While Fitzgerald’s novel was almost universally appraised, not all critics took a liking to The Great Gatsby. In 1925, H.L. Mencken wrote a review in The Chicago Tribune, where he belittles the novel (“H.L. Mencken’s 1925 review of The Great Gatsby”). Mencken, an avid fan of Fitzgerald’s This Side of Paradise, disliked The Great Gatsby’s so-called lack of meaning. He claims that the novel merely tells a suspenseful story without any deeper substance for the readers to ponder, “Scott Fitzgerald’s new novel, “The Great Gatsby” is in form no more than a glorified anecdote, and not too probable at that” (Mencken). While this review stands merely as a reference, the novel received praise from most literary critics.

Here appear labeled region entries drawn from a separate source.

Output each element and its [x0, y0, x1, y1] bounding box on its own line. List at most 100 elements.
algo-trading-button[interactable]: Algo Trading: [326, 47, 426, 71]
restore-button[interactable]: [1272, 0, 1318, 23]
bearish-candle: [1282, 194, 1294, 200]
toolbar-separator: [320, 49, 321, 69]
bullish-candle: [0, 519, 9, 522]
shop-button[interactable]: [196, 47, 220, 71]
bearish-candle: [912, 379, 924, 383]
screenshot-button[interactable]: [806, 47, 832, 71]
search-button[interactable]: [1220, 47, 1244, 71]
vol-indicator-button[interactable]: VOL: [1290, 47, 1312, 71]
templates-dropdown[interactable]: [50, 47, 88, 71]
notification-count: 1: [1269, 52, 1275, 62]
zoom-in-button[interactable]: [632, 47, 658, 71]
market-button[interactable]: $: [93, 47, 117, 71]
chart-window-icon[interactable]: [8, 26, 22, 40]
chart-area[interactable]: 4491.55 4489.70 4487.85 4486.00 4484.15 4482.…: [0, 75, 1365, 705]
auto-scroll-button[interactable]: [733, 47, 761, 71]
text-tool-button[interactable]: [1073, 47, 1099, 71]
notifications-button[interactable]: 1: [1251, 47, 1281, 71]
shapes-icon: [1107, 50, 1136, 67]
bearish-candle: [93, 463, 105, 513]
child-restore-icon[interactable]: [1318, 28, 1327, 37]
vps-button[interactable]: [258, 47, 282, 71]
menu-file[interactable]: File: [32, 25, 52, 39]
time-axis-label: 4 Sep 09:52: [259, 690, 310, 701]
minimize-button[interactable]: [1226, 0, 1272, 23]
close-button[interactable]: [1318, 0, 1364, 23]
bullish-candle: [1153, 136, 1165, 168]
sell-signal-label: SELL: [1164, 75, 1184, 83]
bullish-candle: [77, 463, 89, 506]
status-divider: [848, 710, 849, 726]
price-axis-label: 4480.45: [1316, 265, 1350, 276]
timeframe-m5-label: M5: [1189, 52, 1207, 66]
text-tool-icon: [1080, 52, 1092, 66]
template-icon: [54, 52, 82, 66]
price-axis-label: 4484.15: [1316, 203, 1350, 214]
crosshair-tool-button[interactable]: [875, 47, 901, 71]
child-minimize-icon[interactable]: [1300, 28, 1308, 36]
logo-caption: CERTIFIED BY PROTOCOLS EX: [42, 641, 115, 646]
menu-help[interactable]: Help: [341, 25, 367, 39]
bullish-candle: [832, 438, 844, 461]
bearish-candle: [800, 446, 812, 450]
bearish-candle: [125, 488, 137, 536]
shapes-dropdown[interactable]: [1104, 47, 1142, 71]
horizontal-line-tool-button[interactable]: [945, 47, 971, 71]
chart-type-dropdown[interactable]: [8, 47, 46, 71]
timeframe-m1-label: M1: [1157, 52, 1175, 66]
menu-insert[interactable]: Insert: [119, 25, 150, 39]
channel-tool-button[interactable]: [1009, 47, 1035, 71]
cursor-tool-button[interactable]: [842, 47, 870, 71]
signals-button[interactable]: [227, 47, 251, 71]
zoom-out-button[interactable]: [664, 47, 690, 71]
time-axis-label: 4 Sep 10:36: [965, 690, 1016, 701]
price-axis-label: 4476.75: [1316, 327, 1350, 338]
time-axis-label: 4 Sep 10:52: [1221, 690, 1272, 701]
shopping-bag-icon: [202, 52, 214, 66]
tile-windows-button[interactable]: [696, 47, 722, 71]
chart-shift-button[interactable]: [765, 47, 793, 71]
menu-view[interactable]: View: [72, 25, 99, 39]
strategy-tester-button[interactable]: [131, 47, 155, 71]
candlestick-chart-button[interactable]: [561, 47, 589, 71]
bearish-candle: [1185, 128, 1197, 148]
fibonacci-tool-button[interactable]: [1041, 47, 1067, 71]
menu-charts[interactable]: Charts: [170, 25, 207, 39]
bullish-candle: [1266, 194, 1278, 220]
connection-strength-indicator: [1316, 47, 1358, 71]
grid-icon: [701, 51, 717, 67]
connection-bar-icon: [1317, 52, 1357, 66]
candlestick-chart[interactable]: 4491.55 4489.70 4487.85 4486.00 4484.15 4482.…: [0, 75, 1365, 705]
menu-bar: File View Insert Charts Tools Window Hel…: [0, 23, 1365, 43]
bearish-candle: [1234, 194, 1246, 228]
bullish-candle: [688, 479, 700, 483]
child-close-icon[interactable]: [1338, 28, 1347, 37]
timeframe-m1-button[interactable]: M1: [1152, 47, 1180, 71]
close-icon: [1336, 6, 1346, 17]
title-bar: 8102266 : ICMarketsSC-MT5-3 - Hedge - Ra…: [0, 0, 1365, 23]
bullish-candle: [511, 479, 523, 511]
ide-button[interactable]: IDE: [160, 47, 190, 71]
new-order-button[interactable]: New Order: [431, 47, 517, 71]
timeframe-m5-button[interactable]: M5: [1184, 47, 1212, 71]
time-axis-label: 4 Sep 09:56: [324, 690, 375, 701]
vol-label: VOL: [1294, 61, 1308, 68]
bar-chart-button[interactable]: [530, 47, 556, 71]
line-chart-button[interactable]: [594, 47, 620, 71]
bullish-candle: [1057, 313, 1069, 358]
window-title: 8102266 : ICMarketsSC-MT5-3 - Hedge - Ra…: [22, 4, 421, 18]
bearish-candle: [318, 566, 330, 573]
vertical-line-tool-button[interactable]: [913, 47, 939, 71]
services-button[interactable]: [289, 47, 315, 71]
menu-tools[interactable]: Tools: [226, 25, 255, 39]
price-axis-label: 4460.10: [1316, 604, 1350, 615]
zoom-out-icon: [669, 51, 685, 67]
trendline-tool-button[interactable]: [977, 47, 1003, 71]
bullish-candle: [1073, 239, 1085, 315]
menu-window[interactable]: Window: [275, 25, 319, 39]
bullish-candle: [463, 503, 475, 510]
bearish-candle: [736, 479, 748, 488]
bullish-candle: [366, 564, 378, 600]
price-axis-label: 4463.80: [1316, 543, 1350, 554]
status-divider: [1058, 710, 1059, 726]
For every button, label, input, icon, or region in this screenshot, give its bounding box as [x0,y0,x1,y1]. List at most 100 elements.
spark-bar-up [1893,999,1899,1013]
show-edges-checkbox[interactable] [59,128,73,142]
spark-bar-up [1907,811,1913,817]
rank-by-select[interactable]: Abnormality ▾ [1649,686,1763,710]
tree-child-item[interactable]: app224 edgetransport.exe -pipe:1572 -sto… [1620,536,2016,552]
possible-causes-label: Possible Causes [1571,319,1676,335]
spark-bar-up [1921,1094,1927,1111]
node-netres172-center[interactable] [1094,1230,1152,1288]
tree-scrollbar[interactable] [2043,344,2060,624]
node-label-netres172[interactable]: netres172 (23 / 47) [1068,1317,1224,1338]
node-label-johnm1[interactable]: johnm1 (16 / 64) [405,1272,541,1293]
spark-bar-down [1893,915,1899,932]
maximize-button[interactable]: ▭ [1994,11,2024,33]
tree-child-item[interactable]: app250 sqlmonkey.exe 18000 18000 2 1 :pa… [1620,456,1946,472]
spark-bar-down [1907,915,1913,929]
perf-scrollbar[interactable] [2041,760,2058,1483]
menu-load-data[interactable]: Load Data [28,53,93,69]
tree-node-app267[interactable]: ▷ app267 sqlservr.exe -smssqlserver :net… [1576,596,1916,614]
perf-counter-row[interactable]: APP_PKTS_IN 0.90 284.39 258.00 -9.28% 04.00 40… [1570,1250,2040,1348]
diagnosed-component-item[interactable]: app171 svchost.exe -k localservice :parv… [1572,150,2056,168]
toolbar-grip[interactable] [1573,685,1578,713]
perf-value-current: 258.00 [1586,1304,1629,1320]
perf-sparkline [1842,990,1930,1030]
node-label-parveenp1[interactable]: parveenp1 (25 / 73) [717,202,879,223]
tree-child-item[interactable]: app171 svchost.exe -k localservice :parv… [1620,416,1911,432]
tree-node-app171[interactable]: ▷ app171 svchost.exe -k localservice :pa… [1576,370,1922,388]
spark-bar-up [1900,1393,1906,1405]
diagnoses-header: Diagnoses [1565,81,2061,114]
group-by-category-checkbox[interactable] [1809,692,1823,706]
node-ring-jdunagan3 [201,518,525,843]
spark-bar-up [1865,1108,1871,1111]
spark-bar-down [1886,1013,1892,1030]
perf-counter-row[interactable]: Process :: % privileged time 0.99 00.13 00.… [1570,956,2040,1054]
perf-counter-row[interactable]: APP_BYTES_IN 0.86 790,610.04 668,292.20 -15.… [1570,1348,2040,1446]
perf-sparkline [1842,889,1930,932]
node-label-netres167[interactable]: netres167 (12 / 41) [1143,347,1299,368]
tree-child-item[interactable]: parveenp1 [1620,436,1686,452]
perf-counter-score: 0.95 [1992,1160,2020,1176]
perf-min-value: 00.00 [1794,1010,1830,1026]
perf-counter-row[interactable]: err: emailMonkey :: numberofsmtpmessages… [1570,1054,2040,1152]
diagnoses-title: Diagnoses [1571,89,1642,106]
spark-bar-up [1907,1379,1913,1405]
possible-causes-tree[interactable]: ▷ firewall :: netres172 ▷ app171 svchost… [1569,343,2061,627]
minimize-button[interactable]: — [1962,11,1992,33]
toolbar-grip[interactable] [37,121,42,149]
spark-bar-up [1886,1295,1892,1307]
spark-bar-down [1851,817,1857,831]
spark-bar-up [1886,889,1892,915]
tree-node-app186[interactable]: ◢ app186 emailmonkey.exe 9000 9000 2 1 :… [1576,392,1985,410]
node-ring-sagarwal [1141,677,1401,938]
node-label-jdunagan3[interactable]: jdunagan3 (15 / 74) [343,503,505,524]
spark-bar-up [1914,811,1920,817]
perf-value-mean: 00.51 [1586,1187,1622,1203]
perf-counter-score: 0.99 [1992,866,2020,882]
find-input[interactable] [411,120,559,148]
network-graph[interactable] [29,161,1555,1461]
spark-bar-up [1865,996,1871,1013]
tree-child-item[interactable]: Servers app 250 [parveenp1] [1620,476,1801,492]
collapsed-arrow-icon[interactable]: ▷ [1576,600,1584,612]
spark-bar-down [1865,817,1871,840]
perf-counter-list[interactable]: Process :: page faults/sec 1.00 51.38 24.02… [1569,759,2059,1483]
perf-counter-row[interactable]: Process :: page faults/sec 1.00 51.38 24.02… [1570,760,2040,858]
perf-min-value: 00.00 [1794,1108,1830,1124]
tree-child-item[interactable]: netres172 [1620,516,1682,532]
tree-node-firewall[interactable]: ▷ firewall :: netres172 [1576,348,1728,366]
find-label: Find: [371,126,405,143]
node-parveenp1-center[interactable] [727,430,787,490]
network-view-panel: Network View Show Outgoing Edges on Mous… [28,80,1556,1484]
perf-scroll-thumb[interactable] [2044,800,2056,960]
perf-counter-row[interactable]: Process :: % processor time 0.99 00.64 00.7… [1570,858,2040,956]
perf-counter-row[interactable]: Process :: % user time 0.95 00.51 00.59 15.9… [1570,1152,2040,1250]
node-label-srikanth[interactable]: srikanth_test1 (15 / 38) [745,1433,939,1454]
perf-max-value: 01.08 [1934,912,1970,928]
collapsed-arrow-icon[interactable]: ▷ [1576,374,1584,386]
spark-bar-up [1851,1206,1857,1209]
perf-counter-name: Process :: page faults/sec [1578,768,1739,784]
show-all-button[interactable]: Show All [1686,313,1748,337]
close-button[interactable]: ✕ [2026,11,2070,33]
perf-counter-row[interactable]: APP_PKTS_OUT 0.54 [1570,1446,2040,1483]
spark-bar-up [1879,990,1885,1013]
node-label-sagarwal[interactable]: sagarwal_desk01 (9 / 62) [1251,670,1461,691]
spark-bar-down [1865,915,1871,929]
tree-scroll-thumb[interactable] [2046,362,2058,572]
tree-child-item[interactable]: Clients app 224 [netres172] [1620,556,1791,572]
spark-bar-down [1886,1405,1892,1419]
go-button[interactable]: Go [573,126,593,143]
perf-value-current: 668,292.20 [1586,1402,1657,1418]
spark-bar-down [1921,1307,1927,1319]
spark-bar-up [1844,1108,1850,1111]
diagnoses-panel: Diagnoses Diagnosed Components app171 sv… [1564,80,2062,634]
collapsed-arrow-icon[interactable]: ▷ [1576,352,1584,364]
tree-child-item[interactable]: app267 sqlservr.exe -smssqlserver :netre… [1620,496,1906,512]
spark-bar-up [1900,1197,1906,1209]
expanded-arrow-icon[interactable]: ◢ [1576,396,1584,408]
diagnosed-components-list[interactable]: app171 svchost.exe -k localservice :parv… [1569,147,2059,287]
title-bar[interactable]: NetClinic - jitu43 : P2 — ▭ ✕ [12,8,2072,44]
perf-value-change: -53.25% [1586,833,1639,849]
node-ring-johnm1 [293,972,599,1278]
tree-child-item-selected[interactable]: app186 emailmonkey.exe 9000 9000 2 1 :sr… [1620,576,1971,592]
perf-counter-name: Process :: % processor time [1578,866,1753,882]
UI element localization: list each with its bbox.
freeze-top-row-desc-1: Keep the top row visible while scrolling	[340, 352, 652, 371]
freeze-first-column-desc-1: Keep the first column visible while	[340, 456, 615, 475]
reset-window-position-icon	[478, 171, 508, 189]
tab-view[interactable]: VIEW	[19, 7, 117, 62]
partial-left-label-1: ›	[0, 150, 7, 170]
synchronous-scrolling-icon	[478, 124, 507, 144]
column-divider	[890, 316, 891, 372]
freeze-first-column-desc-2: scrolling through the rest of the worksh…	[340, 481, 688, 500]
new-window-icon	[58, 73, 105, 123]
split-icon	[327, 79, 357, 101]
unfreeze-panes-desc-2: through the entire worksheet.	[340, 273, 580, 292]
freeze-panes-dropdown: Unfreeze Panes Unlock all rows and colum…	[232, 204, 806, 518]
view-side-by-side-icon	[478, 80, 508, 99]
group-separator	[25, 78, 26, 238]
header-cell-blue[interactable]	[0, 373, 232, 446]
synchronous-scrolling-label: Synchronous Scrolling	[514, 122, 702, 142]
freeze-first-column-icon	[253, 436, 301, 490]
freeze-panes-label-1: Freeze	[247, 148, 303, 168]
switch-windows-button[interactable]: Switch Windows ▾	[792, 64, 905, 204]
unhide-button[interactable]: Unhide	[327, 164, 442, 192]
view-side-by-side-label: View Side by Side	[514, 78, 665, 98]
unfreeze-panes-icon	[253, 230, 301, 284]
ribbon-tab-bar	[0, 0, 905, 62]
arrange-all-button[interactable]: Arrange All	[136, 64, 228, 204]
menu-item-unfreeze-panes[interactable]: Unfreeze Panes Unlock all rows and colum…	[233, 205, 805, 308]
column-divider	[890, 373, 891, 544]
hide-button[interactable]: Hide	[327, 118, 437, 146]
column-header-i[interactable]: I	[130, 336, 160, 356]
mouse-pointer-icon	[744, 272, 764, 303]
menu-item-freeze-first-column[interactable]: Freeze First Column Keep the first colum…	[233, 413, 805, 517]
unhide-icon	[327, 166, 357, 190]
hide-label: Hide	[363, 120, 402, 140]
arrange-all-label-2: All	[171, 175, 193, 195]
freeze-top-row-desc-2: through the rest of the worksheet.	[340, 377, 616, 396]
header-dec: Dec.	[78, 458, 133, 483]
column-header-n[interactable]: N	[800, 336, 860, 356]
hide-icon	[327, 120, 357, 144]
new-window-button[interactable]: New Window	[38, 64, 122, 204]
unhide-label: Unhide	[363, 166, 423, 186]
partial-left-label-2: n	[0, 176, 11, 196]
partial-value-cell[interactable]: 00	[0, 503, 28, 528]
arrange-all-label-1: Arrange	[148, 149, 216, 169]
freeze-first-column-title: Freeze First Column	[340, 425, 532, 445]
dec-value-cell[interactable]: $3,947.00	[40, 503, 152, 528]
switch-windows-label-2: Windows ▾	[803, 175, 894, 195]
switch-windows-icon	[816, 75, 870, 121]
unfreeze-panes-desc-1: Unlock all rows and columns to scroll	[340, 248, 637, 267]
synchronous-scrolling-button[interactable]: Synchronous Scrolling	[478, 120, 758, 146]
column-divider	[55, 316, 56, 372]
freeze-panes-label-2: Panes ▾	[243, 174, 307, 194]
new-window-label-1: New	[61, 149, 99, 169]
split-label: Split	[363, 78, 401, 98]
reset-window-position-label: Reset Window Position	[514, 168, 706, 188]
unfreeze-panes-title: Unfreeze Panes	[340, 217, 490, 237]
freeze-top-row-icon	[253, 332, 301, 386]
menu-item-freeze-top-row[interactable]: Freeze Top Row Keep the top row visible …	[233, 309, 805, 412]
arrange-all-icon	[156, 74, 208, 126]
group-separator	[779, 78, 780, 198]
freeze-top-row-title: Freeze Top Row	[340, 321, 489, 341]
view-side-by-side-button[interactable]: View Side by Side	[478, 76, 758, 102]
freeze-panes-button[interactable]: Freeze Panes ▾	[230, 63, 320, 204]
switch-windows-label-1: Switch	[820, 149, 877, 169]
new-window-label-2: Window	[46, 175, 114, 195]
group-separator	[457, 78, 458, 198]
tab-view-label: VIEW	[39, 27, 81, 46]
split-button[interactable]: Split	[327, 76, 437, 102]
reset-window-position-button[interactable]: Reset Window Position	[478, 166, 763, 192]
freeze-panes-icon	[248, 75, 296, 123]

Altogether, Fitzgerald sought to write a novel in order underline the skewed sense of morality among the upper-class members of society. Jay Gatsby’s obsession with insignificant material items determines his lack of morality as a wealthy character of the Jazz Age. The illegal manner by which Gatsby acquires his wealth reveals the author’s critique of the systemic manipulation of the American dream during the Roaring Twenties. In addition, Fitzgerald effectively portrays the ills of the affluent class in the Jazz Age. Lastly, the author’s background provides the novel with a framework for many characters. Despite the upper-class’ frequent misinterpretation of the American dream, self-prompted success is still alive and well for those who desire it.